Genah, S, Monici, M, Morbidelli, L
International journal of molecular sciences. 2021;(9)
Abstract
Microgravity-induced bone loss is currently a significant and unresolved health risk for space travelers, as it raises the likelihood for irreversible changes that weaken skeletal integrity and the incremental onset of fracture injuries and renal stone formation. Another issue related to bone tissue homeostasis in microgravity is its capacity to regenerate following fractures due to weakening of the tissue and accidental events during the accomplishment of particularly dangerous tasks. Today, several pharmacological and non-pharmacological countermeasures to this problem have been proposed, including physical exercise, diet supplements and administration of antiresorptive or anabolic drugs. However, each class of pharmacological agents presents several limitations as their prolonged and repeated employment is not exempt from the onset of serious side effects, which limit their use within a well-defined range of time.

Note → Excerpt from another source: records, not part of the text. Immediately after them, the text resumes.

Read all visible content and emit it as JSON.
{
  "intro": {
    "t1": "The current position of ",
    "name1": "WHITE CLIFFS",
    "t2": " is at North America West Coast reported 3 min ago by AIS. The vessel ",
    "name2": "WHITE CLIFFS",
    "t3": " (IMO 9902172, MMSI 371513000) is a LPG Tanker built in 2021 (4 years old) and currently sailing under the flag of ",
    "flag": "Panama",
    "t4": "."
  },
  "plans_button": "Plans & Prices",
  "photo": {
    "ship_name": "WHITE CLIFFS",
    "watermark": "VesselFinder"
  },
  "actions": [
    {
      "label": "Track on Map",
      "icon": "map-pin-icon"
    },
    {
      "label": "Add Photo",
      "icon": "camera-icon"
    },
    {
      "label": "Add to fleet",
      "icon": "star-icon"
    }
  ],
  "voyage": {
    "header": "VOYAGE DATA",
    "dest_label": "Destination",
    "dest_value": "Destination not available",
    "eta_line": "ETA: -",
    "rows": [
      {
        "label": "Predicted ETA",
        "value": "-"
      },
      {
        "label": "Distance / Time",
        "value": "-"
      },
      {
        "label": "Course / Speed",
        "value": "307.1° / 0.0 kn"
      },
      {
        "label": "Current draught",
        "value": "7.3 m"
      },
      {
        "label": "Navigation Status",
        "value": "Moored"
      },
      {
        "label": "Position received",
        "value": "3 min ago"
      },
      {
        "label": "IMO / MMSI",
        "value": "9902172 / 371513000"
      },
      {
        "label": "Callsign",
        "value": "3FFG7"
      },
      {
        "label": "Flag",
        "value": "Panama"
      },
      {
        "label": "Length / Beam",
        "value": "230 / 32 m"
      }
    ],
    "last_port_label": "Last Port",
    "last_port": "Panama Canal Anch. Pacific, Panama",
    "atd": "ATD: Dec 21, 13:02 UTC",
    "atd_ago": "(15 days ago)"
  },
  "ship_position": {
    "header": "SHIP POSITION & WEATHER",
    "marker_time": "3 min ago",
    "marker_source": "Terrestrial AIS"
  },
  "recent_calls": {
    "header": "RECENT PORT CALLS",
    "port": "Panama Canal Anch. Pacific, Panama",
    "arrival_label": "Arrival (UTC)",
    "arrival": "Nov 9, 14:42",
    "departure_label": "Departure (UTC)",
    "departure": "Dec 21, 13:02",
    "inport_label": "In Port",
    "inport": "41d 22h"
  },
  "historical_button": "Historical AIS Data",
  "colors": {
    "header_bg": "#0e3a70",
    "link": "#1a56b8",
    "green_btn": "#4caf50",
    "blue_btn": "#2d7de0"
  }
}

In this review, we will focus on the various countermeasures currently in place or proposed to address bone loss in conditions of microgravity, analyzing in detail the advantages and disadvantages of each option from a pharmacological point of view. Finally, we take stock of the situation in the currently available literature concerning bone loss and fracture healing processes. We try to understand which are the critical points and challenges that need to be addressed to reach innovative and targeted therapies to be used both in space missions and on Earth.